Sunday July 12, 2009

provender [PROV-uhn-duhr]

noun

  1. Food for domestic livestock, such as hay, straw, corn, oats, or a mixture of ground grain; feed.
  2. A stock or supply of foods.
  • His and Waters' search for exquisite ingredients for his flights of fancy fostered, in a roundabout way, what became the Chez Panisse credo of using only the freshest, most sustainably and locally produced seasonal provender.
    Karola Saekel, "Chez Panisse's unrivaled saga brought to life", San Francisco Chronicle, Apr 6, 2007
  • Nature's rich and varied larder also provided meat for holiday tables.

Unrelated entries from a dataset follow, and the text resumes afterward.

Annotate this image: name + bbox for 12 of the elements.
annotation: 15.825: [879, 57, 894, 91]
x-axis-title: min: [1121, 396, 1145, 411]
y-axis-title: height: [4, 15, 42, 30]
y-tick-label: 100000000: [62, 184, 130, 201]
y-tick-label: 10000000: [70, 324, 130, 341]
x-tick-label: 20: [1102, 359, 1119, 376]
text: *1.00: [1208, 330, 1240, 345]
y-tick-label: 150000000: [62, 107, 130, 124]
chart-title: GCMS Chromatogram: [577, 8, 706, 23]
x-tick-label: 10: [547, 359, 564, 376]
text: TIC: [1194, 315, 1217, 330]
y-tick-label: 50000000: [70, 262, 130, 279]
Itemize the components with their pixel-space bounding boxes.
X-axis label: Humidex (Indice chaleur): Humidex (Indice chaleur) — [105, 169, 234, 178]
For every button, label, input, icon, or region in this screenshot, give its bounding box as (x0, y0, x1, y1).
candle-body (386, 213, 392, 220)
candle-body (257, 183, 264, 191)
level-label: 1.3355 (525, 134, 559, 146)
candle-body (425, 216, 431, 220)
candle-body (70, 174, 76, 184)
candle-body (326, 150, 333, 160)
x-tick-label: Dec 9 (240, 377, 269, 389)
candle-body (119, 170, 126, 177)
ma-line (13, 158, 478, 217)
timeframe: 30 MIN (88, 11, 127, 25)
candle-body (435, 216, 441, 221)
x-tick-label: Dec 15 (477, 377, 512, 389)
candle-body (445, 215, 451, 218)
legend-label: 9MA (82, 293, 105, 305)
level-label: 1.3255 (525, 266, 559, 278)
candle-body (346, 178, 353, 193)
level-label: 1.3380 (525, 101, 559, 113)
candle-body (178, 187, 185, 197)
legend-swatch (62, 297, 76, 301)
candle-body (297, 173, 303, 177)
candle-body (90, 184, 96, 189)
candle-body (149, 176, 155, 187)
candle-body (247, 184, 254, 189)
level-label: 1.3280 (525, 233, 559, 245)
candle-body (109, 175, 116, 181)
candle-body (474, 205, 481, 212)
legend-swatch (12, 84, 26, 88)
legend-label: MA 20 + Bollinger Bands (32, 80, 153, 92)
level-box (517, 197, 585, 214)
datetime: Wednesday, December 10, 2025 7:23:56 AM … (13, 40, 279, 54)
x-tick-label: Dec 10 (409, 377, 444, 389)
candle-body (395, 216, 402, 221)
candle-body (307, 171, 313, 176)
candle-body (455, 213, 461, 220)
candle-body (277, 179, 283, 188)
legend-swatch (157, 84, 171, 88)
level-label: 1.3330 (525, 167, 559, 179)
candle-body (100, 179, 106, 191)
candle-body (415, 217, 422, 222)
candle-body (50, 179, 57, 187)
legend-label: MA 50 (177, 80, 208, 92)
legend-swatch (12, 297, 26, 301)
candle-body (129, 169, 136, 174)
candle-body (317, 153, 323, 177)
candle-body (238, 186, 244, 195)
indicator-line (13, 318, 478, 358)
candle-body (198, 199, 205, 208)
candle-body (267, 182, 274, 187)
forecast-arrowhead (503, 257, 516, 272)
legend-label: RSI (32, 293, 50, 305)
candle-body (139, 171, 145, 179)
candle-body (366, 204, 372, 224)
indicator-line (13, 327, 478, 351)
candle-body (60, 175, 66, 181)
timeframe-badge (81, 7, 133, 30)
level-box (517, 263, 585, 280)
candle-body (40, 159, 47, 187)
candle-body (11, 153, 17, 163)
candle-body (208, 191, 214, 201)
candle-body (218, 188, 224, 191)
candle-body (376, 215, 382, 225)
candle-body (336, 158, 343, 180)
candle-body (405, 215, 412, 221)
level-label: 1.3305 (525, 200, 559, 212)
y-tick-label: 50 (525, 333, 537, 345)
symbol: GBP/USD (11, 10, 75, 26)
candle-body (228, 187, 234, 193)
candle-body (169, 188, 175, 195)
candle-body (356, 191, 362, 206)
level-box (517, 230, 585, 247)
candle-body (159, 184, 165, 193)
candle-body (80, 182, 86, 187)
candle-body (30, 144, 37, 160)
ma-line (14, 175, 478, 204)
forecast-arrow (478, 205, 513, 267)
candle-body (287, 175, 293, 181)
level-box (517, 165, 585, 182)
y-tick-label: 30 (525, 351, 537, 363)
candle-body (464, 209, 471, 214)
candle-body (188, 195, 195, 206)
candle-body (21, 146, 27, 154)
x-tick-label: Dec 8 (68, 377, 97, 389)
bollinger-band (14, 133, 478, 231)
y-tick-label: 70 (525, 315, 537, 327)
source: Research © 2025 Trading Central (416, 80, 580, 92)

This was a time when deer and wild turkeys were as scarce as the proverbial hen's teeth, but rabbits, squirrels, grouse and quail provided plentiful, highly palatable provender.
    Jim Casada, "Christmas musings and memories", Herald, Dec 18, 2005
  • The hermit was apparently somewhat moved to compassion by the anxiety as well as address which the stranger displayed in tending his horse; for, muttering something about provender left for the keeper's palfrey, he dragged out of a recess a bundle of forage, which he spread before the knight's charger, and immediately afterwards shook down a quantity of dried fern in the corner which he had assigned for the rider's couch.
    Sir Walter Scott (1771 - 1832) A prolific Scottish historical novelist and poet. Ivanhoe (1819)

Origin of the Word

Provender, approximately 1306, derives from Old French provendir, from Late Latin prebenda "allowance, subsistence," from Latin prebenda "(things) to be furnished, from pre- "before" + habere "to hold".